Our Nashville store is profitable, and it’s only half built out. Some of that is a macro trend of people wanting to go back out and see cool things and experience things. I’m excited about retail in high-growth cities. Retail was mispriced for a long time….With the correction, we’re in a place where we can actually make money in the store. Even if we manage a store and break even, we’re winning against paid social because the cost of acquisition is free. Our most loyal customers come to our stores. Now, we’ll be on Mott Street [in New York], and it’ll be a microstore.

It’s important for us to see how people interact with the products. In the Ludlow Street store, before it shut, we would see people come in and interact with our whipped cream blushes or primers and they would pull out a huge amount. And we were, like, oh, this is an education gap we need to bridge. When you see that you can make edits to the packaging, to the messaging, you can change the way you communicate with the customer in order to get ahead of product issues on shelf. I love the idea of the New York store being a bit of a lab.

Of all the pivots you had to make during COVID-19, what was the best one?

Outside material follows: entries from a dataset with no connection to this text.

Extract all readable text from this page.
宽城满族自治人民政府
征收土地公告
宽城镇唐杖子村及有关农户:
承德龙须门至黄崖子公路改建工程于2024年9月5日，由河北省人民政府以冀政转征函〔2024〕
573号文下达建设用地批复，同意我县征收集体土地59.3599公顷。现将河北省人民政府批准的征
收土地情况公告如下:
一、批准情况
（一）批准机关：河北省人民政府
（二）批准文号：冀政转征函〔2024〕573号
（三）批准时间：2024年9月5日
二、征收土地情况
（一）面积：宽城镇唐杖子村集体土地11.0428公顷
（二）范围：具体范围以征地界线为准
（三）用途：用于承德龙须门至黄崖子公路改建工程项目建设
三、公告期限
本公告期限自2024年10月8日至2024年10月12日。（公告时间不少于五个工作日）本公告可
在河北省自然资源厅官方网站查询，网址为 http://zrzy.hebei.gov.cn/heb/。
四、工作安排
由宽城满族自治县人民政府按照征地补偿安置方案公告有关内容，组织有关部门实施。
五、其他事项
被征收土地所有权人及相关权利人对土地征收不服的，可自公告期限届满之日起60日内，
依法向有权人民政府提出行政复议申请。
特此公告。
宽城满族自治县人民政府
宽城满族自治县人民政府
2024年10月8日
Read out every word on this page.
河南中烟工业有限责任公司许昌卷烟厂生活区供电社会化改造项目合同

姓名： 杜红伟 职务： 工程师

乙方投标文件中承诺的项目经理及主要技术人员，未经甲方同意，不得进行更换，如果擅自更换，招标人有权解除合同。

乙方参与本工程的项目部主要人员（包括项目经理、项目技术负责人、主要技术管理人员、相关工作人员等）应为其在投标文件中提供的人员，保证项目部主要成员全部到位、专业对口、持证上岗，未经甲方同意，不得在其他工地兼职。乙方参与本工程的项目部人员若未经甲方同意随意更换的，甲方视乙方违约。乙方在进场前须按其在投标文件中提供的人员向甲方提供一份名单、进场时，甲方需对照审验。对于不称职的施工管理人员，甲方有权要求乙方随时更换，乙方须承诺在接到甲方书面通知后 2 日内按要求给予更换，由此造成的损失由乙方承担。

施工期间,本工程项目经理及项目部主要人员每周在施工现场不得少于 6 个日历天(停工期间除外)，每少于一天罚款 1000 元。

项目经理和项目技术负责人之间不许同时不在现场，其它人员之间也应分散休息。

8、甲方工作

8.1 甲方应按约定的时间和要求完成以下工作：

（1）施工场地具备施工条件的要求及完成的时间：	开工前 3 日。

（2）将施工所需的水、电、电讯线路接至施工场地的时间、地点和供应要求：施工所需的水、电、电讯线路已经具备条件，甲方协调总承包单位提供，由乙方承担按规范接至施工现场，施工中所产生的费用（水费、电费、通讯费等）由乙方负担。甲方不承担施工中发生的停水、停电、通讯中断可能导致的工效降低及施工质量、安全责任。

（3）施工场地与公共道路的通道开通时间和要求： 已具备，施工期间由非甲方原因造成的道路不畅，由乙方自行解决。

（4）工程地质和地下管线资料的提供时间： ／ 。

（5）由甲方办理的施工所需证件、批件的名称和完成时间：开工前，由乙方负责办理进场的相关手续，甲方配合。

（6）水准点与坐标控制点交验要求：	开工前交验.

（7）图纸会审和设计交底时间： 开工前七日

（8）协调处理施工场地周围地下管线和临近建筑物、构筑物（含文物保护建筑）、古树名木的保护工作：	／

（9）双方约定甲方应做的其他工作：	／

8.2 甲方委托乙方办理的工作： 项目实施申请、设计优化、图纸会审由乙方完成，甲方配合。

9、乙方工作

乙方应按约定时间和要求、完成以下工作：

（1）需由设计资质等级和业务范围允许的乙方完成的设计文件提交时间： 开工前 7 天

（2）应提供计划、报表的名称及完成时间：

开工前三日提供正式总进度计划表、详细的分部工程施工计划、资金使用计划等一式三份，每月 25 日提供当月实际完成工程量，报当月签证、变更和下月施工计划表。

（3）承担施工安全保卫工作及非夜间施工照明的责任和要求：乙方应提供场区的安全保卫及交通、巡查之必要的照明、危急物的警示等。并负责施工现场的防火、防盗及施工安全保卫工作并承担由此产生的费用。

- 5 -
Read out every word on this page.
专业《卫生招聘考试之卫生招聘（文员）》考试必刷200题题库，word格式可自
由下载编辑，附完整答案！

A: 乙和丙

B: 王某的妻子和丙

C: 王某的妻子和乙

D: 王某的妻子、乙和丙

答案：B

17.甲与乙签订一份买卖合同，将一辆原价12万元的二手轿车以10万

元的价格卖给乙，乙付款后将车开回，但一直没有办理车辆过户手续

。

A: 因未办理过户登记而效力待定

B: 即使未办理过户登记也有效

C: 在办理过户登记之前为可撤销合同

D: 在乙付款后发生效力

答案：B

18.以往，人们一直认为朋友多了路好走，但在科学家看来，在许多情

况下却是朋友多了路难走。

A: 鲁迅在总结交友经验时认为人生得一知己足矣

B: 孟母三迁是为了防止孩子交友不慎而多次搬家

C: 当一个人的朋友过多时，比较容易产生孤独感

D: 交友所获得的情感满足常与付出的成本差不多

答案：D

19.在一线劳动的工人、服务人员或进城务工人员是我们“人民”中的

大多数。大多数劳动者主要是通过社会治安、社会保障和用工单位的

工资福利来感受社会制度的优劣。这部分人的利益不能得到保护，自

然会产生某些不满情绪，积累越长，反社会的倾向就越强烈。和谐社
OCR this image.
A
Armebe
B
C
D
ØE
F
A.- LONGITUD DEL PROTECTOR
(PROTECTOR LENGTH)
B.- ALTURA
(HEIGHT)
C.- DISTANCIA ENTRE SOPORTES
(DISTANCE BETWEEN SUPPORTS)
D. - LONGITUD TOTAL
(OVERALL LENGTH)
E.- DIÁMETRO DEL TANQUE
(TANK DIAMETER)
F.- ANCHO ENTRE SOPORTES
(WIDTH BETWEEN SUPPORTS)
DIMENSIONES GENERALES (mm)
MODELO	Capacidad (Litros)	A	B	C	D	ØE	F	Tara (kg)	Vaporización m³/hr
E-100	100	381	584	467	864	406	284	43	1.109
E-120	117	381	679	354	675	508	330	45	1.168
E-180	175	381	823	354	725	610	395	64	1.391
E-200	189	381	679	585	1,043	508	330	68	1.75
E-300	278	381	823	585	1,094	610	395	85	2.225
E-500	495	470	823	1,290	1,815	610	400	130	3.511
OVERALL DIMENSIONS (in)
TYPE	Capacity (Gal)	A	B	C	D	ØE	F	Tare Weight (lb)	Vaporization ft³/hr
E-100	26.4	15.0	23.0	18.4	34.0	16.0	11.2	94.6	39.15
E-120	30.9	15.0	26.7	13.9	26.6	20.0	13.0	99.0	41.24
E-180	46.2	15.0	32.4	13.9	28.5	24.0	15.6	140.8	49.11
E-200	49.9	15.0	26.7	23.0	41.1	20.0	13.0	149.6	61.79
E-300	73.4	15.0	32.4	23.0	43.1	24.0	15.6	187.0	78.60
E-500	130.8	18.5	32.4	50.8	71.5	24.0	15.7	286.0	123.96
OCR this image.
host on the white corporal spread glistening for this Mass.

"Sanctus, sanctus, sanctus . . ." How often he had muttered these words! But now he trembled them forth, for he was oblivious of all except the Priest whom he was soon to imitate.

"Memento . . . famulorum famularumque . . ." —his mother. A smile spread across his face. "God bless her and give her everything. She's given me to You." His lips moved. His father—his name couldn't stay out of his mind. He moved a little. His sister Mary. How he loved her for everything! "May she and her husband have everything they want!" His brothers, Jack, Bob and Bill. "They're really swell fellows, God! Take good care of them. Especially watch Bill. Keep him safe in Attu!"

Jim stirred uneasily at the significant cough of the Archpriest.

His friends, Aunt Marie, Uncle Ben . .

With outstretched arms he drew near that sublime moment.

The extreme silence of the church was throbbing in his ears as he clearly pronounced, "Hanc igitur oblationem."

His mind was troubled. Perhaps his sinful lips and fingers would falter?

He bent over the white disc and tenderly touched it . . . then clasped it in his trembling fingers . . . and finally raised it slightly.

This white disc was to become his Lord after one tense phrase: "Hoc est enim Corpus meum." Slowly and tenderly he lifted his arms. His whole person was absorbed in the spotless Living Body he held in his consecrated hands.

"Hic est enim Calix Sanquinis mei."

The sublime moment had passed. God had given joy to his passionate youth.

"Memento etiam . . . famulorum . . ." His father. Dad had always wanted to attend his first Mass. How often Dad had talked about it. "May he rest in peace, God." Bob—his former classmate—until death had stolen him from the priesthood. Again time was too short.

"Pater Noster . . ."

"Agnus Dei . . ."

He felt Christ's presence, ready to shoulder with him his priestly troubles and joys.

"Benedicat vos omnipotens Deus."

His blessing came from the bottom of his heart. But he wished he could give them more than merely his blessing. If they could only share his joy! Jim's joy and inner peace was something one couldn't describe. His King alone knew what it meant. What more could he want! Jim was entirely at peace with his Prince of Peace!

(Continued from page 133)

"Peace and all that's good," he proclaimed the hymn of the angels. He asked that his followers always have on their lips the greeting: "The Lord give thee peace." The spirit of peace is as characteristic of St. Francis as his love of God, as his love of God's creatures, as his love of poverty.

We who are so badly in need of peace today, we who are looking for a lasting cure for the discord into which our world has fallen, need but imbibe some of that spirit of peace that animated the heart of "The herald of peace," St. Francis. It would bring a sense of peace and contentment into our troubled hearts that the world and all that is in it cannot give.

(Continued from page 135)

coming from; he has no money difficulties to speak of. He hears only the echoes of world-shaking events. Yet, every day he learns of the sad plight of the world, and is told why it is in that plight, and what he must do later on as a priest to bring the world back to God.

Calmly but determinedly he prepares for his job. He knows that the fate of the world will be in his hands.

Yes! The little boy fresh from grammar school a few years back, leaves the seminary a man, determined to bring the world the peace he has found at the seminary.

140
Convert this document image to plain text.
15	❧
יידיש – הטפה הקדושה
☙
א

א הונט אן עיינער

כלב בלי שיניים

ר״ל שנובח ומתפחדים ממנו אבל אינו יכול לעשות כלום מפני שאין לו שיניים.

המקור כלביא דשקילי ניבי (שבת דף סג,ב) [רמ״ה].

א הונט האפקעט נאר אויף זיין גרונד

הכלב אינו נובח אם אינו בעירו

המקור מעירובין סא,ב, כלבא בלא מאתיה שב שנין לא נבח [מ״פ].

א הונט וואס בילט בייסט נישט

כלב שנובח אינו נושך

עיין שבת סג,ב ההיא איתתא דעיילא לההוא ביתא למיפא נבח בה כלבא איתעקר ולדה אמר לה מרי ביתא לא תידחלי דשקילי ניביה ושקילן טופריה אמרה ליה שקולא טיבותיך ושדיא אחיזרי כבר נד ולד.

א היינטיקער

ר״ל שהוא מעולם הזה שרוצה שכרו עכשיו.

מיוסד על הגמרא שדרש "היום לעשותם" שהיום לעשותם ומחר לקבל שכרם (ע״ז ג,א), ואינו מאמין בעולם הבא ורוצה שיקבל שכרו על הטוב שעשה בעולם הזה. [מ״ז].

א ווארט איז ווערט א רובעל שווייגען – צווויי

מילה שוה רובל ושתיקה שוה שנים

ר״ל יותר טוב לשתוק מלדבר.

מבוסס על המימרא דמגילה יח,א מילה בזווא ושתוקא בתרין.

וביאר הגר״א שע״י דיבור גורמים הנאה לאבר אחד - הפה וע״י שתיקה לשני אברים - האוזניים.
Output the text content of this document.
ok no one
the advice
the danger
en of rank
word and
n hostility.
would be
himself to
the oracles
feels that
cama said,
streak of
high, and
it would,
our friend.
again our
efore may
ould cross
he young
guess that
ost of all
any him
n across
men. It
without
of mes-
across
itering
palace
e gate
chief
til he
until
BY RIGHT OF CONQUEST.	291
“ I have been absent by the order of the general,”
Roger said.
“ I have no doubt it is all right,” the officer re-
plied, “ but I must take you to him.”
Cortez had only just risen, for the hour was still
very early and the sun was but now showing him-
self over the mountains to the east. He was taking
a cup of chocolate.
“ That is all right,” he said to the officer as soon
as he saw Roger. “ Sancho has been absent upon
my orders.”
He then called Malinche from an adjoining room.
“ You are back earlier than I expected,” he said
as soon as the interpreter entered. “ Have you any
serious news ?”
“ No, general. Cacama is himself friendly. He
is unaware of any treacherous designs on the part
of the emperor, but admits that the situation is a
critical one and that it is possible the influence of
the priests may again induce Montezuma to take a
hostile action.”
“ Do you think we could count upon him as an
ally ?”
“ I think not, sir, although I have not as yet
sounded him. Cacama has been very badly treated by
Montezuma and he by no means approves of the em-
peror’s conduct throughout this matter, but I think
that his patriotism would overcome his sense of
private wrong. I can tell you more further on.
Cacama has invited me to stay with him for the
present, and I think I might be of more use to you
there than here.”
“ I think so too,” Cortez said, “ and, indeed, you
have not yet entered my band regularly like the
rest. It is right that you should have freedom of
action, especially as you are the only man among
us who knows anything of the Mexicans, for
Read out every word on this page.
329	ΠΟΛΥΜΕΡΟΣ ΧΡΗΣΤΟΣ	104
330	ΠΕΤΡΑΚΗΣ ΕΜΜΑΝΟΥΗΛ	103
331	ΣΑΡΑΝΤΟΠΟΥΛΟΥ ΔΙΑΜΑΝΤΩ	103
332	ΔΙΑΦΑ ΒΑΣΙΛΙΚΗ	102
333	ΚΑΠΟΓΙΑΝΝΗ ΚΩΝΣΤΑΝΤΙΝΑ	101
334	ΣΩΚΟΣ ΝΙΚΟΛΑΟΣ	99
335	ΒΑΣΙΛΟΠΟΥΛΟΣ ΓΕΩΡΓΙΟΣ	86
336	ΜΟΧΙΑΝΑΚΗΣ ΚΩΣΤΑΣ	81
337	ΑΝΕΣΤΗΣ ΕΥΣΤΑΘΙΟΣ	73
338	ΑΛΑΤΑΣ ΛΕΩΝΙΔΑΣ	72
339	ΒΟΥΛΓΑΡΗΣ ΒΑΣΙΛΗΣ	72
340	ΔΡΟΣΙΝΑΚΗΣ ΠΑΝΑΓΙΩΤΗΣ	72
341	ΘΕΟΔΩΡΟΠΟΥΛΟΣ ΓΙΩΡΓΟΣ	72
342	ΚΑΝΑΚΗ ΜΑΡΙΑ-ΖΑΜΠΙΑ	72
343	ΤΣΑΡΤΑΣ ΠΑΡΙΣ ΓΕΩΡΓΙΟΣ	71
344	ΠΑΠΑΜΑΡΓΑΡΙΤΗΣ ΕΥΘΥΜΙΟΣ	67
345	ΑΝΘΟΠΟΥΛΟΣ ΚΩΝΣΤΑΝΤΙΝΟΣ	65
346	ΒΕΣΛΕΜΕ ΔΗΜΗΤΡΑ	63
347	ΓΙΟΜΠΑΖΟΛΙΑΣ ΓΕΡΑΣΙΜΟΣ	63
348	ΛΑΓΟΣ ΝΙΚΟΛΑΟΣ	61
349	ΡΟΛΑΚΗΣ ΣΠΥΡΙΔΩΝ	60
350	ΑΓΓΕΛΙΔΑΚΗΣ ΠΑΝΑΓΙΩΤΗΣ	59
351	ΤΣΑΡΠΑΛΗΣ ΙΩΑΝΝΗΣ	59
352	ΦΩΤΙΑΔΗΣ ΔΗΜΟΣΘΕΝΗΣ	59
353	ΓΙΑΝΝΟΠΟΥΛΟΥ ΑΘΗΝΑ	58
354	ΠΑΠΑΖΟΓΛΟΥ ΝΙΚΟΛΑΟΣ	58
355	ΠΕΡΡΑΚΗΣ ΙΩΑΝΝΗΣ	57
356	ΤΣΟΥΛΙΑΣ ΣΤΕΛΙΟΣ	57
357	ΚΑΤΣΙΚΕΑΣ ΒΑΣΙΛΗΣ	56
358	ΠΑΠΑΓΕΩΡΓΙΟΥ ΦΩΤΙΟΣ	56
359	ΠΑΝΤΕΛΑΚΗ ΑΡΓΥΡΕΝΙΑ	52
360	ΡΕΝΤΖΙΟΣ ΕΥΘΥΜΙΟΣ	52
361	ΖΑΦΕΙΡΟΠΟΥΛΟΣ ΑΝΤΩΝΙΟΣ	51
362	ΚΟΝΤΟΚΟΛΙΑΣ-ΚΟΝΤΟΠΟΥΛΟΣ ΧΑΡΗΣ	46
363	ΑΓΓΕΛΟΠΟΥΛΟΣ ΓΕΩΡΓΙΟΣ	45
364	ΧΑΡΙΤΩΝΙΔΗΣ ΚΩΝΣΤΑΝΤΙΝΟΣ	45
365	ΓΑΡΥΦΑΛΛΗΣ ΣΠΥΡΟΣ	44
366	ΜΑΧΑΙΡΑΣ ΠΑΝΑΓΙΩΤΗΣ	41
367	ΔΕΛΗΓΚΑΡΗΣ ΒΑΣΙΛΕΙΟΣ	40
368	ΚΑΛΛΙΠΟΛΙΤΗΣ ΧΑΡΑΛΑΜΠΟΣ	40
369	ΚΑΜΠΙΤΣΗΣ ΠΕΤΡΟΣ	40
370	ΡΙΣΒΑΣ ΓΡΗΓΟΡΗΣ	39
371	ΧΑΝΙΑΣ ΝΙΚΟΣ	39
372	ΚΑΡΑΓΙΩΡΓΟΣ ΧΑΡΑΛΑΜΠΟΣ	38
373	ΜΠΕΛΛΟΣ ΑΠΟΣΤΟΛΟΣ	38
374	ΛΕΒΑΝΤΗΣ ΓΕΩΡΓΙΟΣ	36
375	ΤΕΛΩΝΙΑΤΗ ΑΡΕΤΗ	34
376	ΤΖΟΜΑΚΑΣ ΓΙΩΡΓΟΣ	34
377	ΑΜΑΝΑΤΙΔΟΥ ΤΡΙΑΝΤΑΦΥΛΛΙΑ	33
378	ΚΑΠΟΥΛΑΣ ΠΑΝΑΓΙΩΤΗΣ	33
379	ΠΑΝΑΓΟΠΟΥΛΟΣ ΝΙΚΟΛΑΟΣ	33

We found some really cool marketing channels. We invested more heavily in TikTok, we shot a commercial. Commercials have been a really big driver for us. Who’d have thought running commercials on “The Bachelorette” was the way to go? It’s like the Super Bowl — the first episode and the last episode have huge eyeballs. Bravo is a big producer for us.

Any predictions for 2022?

Makeup is going to come back big — I think it’s going to be huge.